Three fingers hit the floor and the door snapped shut.
We can’t get out through this hangar, so we’re going to another one, ART-drone told Ratthi. The shuttle powered forward in hover mode, accelerated through the interior hatch into the installation, and whipped through the turn to slot itself down the dark tunnel. Ratthi made a strangled noise. ART-drone flicked on the shuttle’s outer lights, though at least inside the tunnel, protected from the terraforming interference by the rock, the shuttle’s proximity and obstruction sensors would function better.
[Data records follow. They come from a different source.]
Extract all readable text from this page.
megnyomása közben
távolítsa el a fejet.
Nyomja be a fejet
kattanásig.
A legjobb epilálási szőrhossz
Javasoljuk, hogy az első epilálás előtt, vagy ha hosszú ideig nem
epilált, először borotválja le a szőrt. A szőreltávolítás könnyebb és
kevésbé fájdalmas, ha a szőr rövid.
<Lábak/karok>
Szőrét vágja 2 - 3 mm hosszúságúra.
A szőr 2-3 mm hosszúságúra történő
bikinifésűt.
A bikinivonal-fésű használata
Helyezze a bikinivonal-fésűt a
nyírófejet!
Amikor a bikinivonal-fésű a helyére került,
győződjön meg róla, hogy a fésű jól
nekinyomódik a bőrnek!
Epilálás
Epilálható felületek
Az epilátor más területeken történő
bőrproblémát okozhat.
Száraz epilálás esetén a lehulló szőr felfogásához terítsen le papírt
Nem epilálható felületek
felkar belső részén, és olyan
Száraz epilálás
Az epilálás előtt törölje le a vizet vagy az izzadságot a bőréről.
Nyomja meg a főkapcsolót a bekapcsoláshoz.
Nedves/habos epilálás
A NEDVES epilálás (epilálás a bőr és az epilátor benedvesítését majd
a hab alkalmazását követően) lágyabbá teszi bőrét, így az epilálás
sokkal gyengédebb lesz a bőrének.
ART-drone added, Tarik, find a place to hide and wait for SecUnit.
Tarik might be waiting a long time, depending on what happened in this stupid room I had trapped us in. Iris stepped up beside me, looking down at the fingers, her furrowed brow indicating that she was appalled but relieved. She said, “How long will—”
The first thump against the door interrupted her. Yeah, it was going to smash its way through. The next blow dented the metal into a fist shape.
Iris finished, “Shit.” She pushed at her hair and looked around. The room was probably meant for storage. It was four by five meters. The ceiling a full meter above my head was bare of any exit except a ventilation access the size of Iris’s tiny palm. The walls were covered with cabinets like the kind of lockers you might have for tools. Leonide was methodically opening them but they were empty so far.